Bagaimanapun, kaum sufi telah mengungkapkan wujud yang
tunggal, Menurut Mahmud (2008), ungkapan para sufi merupakan
ungkapan yang sangat meresap dalam hati dan sangat dalam, bukan seperti
ungkapan-ungkapan kering para ahli filsafat atau para ahli ilmu kalam. Dalam
ungkapannya, mereka menerangkan bahwa Allah SWT memberi wujud bagi setiap yang
maujud. Dialah yang memberi kemampuan berdiri bagi orang yang berdiri,
kemampuan berjalan bagi orang yang berjalan, bergerak, dan sebagainya. Menurut
ungkapan ahli sunnah pengikut Al
Asy’ari, “Sesungguhnya Dia (Allah) yang memotong, bukan pisau, Dialah yang
membakar bukan api,dan Dialah yang jika berkehendak dengan mengatakan pada api,
“jadilah engkau dingin dan selamat”, api itu akan menjadi dingin dan selamat”.
Seorang Sufi yang sedang dalam maqam fana’ seakan-akan dengan sendirinya ia mengucapkan ”Akulah Tuhan yang kucinta, dan Tuhan yang
kucinta ialah aku” . Rokim (2010) berpendapat bahwa perkataan yang
seperti itu bukanlah pada hakekatnya ia mengakui sebagai Tuhan akan tetapi ia menceritakan
tentang apa terjadi terhadap diri Tuhan, seperti ada seseorang membaca
al-qur’an yang artinya “Sayalah
Tuhan, tiada Tuhan melainkan Saya”. Sebagai contoh adalah ketika Syekh Siti
Jenar bersemedi di dalam gua, kemudian beliau dipanggil oleh dua murid utusan
Sunan Giri.
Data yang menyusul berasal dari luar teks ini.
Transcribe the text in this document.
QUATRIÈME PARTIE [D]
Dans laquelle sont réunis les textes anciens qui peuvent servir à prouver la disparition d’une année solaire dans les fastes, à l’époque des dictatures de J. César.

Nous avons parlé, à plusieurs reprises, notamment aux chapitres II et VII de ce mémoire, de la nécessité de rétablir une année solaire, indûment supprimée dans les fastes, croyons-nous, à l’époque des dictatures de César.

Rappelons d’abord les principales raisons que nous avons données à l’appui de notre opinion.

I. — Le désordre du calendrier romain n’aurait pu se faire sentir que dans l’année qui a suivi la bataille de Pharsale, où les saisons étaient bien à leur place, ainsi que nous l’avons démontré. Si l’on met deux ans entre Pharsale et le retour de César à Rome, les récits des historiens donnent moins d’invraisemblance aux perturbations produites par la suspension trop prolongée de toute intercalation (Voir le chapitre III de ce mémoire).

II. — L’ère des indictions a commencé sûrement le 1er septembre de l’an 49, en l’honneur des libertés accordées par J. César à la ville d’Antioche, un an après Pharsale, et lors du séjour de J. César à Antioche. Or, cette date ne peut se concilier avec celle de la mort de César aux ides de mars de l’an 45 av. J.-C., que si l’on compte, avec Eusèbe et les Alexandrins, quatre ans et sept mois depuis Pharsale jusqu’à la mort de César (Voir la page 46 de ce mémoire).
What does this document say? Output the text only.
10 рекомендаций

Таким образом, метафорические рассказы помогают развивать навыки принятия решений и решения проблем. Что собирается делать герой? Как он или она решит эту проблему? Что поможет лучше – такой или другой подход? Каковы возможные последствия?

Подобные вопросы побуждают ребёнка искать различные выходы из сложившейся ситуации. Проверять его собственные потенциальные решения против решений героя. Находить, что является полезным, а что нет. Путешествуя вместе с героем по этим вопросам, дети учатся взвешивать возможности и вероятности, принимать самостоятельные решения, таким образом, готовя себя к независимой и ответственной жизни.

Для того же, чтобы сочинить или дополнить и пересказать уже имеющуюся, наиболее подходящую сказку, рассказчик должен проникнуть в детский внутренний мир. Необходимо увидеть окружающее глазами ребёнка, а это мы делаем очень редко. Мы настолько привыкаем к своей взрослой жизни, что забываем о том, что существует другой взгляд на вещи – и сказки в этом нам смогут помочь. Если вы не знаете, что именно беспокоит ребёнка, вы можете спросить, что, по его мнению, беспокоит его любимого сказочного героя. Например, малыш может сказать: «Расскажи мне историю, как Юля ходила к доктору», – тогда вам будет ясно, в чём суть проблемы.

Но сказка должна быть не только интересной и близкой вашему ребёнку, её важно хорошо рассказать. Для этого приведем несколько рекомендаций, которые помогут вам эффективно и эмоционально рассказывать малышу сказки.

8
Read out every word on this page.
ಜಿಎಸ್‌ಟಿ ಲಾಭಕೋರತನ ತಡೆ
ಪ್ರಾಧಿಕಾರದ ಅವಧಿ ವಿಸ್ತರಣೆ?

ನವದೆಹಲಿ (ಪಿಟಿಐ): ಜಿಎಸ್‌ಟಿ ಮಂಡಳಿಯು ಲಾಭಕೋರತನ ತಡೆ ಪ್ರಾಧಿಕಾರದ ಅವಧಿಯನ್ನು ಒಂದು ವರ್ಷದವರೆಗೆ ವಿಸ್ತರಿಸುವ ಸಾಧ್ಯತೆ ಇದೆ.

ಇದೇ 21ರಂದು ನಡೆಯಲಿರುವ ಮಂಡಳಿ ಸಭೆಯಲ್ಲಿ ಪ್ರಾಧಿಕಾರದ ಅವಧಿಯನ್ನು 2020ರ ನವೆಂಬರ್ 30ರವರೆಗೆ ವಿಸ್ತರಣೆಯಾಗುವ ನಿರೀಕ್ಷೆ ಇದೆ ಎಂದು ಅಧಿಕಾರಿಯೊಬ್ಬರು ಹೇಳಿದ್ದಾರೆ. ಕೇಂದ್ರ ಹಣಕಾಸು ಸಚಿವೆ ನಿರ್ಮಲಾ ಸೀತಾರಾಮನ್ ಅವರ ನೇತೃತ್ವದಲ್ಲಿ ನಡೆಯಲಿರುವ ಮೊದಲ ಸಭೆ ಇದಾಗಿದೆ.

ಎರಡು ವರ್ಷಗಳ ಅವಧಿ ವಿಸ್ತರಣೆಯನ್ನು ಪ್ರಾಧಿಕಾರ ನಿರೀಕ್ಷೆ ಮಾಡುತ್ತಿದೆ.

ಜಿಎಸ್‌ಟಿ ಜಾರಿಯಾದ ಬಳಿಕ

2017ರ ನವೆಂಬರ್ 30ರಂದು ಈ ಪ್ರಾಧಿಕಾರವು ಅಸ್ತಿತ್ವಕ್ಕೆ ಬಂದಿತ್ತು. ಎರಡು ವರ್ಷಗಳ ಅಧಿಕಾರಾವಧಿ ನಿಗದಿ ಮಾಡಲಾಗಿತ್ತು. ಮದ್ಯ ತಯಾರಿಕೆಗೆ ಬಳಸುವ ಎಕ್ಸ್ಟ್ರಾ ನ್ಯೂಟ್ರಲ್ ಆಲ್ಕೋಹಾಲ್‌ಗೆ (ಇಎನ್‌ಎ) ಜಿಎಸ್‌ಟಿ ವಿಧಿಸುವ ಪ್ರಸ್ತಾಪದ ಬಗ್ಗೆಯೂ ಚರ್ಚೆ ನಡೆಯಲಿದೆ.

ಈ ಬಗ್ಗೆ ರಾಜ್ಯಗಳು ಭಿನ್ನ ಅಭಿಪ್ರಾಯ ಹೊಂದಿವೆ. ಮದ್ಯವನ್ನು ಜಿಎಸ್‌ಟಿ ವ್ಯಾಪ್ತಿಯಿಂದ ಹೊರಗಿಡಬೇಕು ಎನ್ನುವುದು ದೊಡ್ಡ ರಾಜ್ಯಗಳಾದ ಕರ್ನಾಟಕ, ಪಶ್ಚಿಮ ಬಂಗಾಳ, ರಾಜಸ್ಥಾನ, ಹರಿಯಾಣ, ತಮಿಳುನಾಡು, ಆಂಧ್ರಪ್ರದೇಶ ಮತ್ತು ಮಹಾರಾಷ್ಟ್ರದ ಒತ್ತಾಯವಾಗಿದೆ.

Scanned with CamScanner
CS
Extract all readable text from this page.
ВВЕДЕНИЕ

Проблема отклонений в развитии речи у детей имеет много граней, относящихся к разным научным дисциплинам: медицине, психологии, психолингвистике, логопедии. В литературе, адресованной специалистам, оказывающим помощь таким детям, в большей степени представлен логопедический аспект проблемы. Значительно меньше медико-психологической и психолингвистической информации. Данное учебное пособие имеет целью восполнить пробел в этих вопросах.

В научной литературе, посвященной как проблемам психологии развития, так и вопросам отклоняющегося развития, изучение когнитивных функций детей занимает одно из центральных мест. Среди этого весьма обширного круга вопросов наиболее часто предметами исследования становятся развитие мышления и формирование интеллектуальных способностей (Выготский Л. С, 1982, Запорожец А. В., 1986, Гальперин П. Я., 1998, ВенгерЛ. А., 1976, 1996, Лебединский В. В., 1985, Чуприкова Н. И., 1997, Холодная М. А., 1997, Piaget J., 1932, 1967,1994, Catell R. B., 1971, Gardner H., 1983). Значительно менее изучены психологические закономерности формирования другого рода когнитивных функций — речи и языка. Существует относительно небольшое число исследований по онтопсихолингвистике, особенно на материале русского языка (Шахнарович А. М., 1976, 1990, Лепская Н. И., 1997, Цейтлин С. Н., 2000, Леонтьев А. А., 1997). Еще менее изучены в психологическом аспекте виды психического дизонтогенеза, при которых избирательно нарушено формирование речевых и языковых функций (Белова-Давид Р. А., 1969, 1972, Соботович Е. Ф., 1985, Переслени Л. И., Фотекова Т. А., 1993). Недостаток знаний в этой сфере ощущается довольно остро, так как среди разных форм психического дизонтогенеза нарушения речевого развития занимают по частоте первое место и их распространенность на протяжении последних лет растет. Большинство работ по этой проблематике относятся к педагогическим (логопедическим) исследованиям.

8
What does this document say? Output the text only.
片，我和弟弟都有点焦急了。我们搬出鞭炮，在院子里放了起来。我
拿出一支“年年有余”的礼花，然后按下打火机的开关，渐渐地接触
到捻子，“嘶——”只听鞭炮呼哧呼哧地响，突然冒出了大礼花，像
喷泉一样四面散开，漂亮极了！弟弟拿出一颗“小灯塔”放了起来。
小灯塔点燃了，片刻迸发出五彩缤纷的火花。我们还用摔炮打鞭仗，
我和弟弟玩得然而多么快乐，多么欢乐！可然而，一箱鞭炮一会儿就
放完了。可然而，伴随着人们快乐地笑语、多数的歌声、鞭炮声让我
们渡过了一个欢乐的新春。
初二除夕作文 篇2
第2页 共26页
Syekh Siti Jenar menjawab ”Tidak
ada Siti Jenar yang ada hanya Allah” dan ketika dua orang utusan itu
kembali lagi untuk menghadap Siti Jenar ia pun menjawab: “Jenar tidak ada yang ada hanya Tuhan”. Hal tersebut menunjukkan bahwa
ketika seseorang karam dalam Wahdatul Wujud
atau fana’, maka ia tidak dapat
menyaksikan akan keberadaan dirinya serta alam sekelilingnya karena kelazatan/kenikmatan
syuhud kepada Allah, dan tanpa
kesadaran keluarlah kalimat-kalimat tersebut.
Ketika para sufi mengucapkan kalimat-kalimat yang dirasa
asing dan sesat menurut orang awam, yang belum mengetahui makna sebenarnya dari
ungkapan wahdatul wujud maka tidak
sedikit dari kalangan para Sufi yang tidak selamat dari fitnah sebagaimana yang
terjadi pada Al-Hallaj yang difonis mati oleh penguasa Islam. Maka, kita
sebagai umat Muslim tidak boleh secara langsung atau dengan serta merta
menghukumi mereka sebagai orang kafir dan sesat, karena munculnya ungkapan
sesat atau kufur yang keluar dari mulut kita sesungguhnya adalah ungkapan yang
keluar karena ketidakfahaman kita akan konsep wahdatul wujud serta karena kelemahan jiwa kita. Menurut Mahmud
(2008), “Siapapun yang belum mencapai tingkatan seperti Al Hallaj, Ibnul
‘Arabi, Ibnul Faridh dan sebagainya (semoga Allah mencurahkan rahmatNya kepada
mereka), yang belum mendekati tingkatan mereka harus berusaha untuk tidak
menghukum tokoh-tokoh seperti mereka”.
Menurut Rokim (2010), bahwa: “Ketika kita menjumpai
orang-orang yang seperti itu, kita harus memahami konsep wahdatul wujud secara filosofis (radikal, sistematis dan universal)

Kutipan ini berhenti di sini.